‘Waarom?’
‘Dan zie je mensen.’
Ik zie veel te vaak mensen. Ik kan daar verhálen over vertellen. Het verschil tussen mensen zien in een café en buiten een café is dat je er in het eerste geval iets bij kunt drinken. Dat scheelt. Dat scheelt zó dat ik er te veel bij drink. Mensen brengen je op een moment waarvan je je niets meer herinnert, thuis. En dat is heel erg: dat je thuisgebracht wordt door mensen, soms zelfs mensen die in je huis blijven omdat ze bijvoorbeeld vergeten zijn waar ze zelf wonen of niet meer naar het huis willen waar ze in hun normale doen een groot deel van de tijd doorbrengen. Dan word je 's ochtends wakker en dan denk je: waarom word ik in hemelsnaam op deze manier wakker? Ineens schiet het je te binnen: ik was in een café om mensen te zien. Mensen!
Een van die mensen ligt in je armen. Andere mensen lopen door het huis. Ze draaien muziek, zetten koffie, maken voorwerpen en planten kapot, kijken naar buiten, naar de dag die allang niet meer nieuw is. Je kleedt je aan om te doden, maar je hebt niets om te doden, niets, alleen de vage en lichtbruine herinnering dat je mensen hebt gezien.
Ik heb geen sociale vaardigheden. Ik moet geen gezelschap meer opzoeken. Als het gezelschap me overkomt, is het wat anders, ik weet niet wat, maar het is wel beter.
‘Waarom zeg je niets?’
O ja, er is zojuist tegen me gezegd dat er morgenavond een feest is.
Er was een tijd waarin ik niets tegen feesten had. Ik feestte haast zonder onderbreking. Ik meende dat het de beste manier was om de dagen te ontzenuwen. Ik had twee boeken geschreven en een stuk of zes toneelstukken, het werd tijd voor iets anders. Het ene feest ging over in het andere, het waren maanden en maanden van feesten. Op feesten gebeurde alles. En als er even geen feest was, ging je over die gebeurtenissen nadenken. Daar schoot je niets mee op.
Die tijd is voorbij. Dat ging plotseling. 's Ochtends vroeg. Ik liep naar huis. Langs de rivier. Lichtblauw licht. Duizenden vogels. Honger en hoofdpijn. Een onduidelijk schuldgevoel. Verlangen naar roerloosheid, mist op een late herfstdag. Er zijn van die zeldzame momenten waarop je ineens iets heel zeker weet. Bijvoorbeeld: ik wil nooit meer iets te maken hebben met dichters die zich aanstellen. Bijvoorbeeld: ik ben alcoholist. Bijvoorbeeld: voor mijn vijftigste reis ik naar het dak van de wereld. Bijvoorbeeld: ik zal nooit zelfmoord plegen. Of: ik ga nooit meer naar een feest.
‘Wat is er in godsnaam aan de hand?!’ De vriend die het feest geeft, slaat me tegen mijn arm. Alsof hij me wakker moet maken. De dag heeft een dieptepunt bereikt.
Ik moet iets zeggen. Dit dan maar: ‘Leuk voor je, maar ik kom niet.’
Dit is een heel problematische mededeling, het begin van een gesprek waarin ik geen zin heb. Ik wil met rust worden gelaten.

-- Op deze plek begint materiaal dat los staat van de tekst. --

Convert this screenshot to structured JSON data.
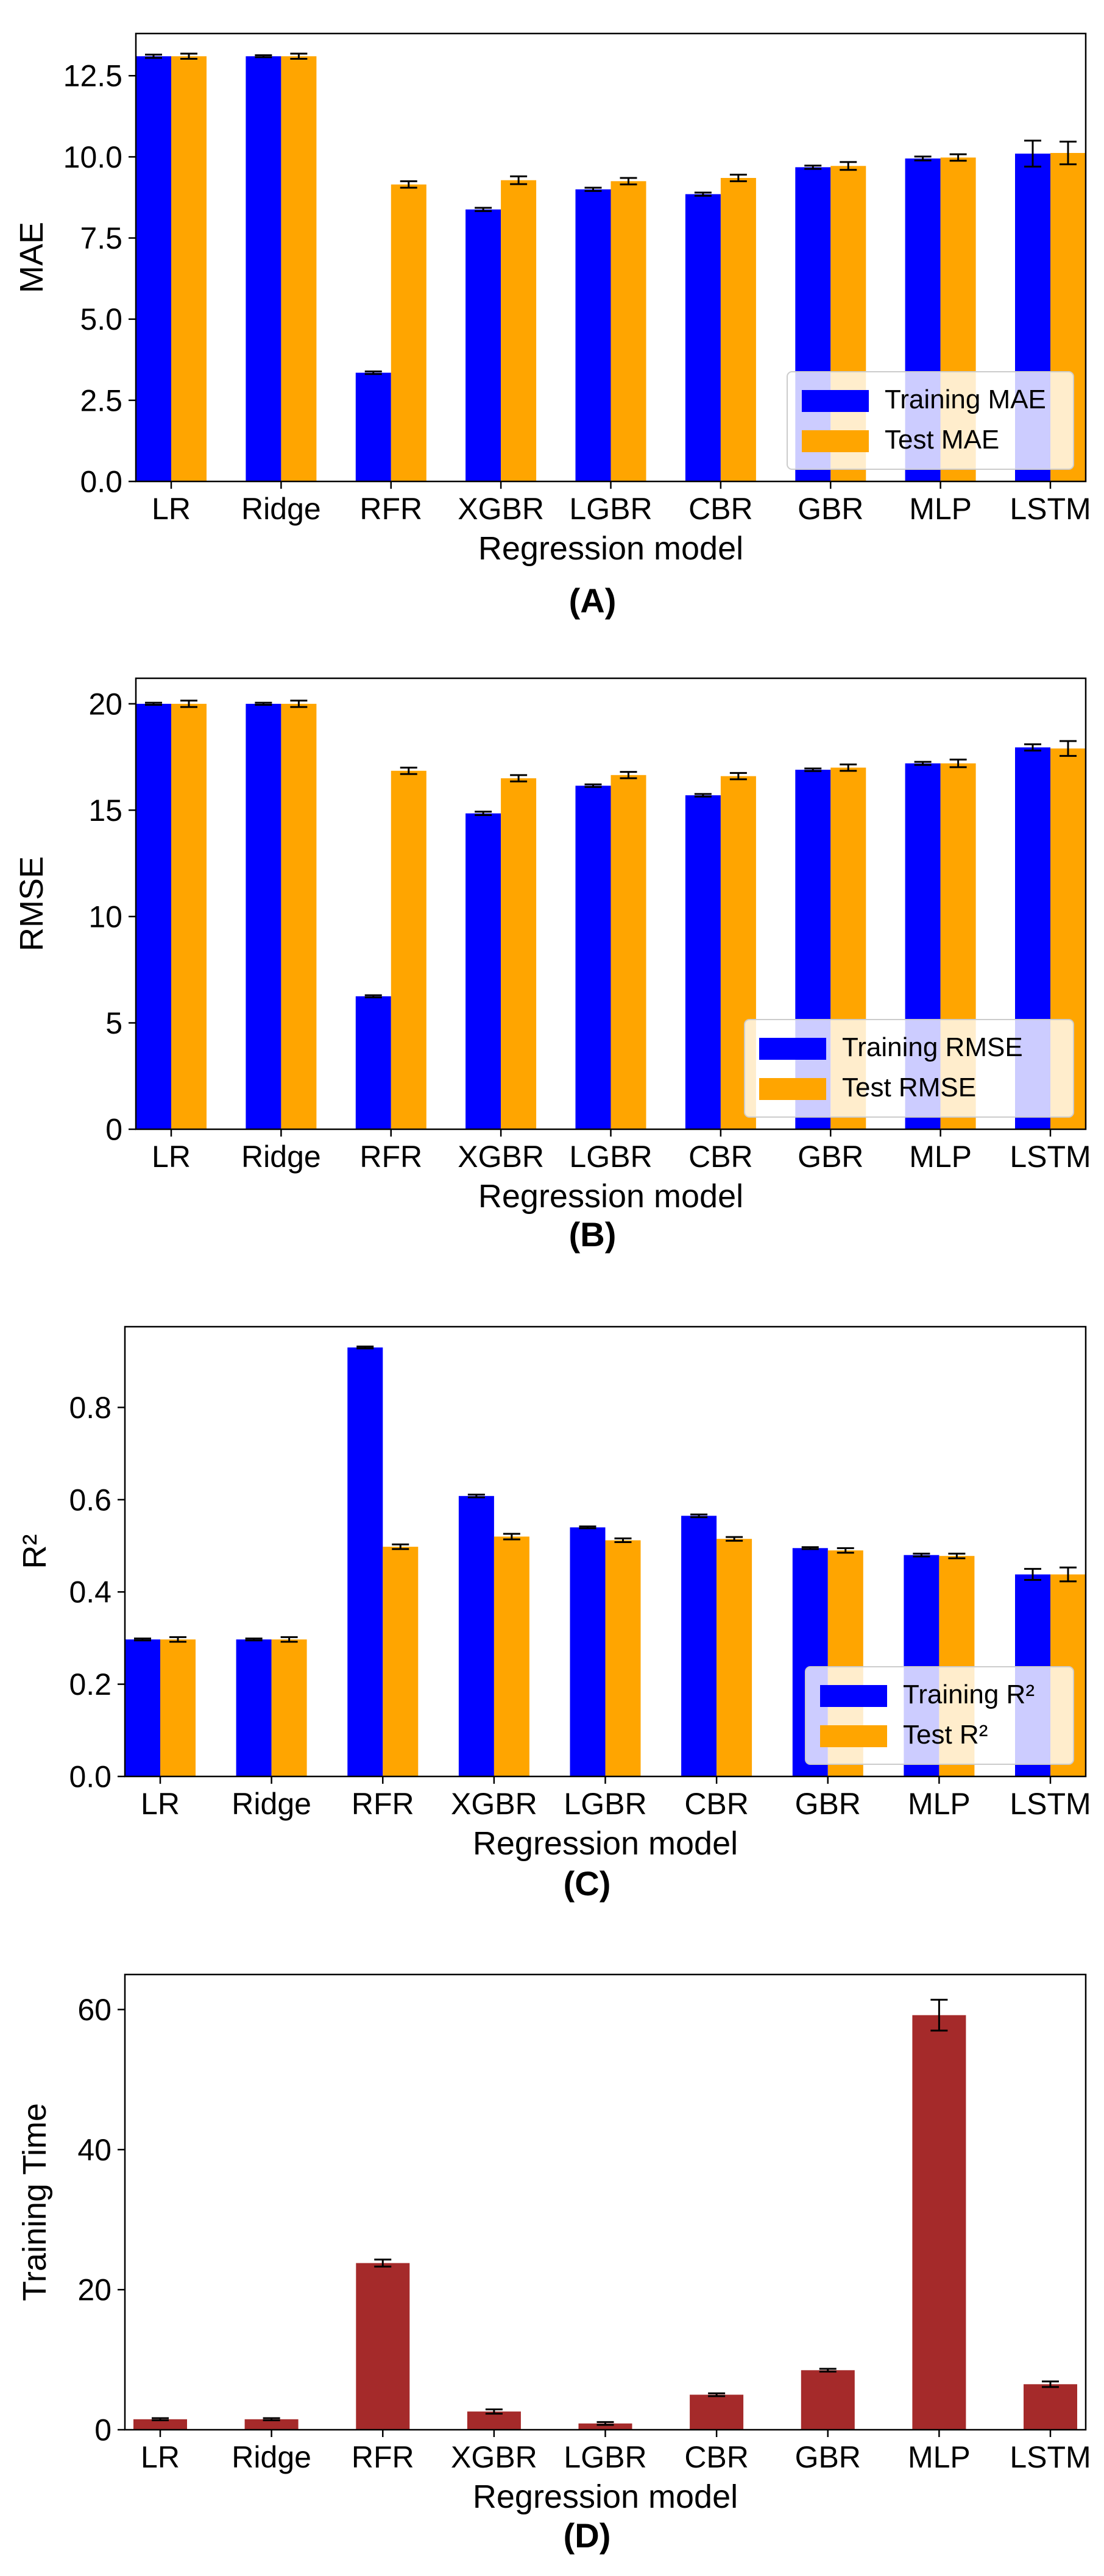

Ik zeg vaak dat ik niet op een feest kom.
Ik zeg: ‘Ik houd niet meer zo van feesten.’
‘Hoezo houd jij niet meer zo van feesten?’
‘Ik geloof dat die tijd een beetje voorbij is.’
Dat is ineens echter zo'n treurige bekentenis. Alsof het sluitingstijd in mijn leven wordt. Tijd is bovendien nooit voorbij, verstrijkt alleen maar, het wordt later en later, meer niet, niets gaat voorbij, niemand.
Ik zeg ook: ‘Nee, ik kom niet, want ik heb al wat.’
Dat is helemaal niks. Allemaal hebben we immers wel wat, buikpijn of een slecht idee, koorts of een hekel aan dit of dat, een nieuwe broek, een opvatting over de reünie van de Pretty Things.
‘O, je hebt al wat.’ Gepikeerd. ‘Iets wat belangrijker is dan mijn feest?’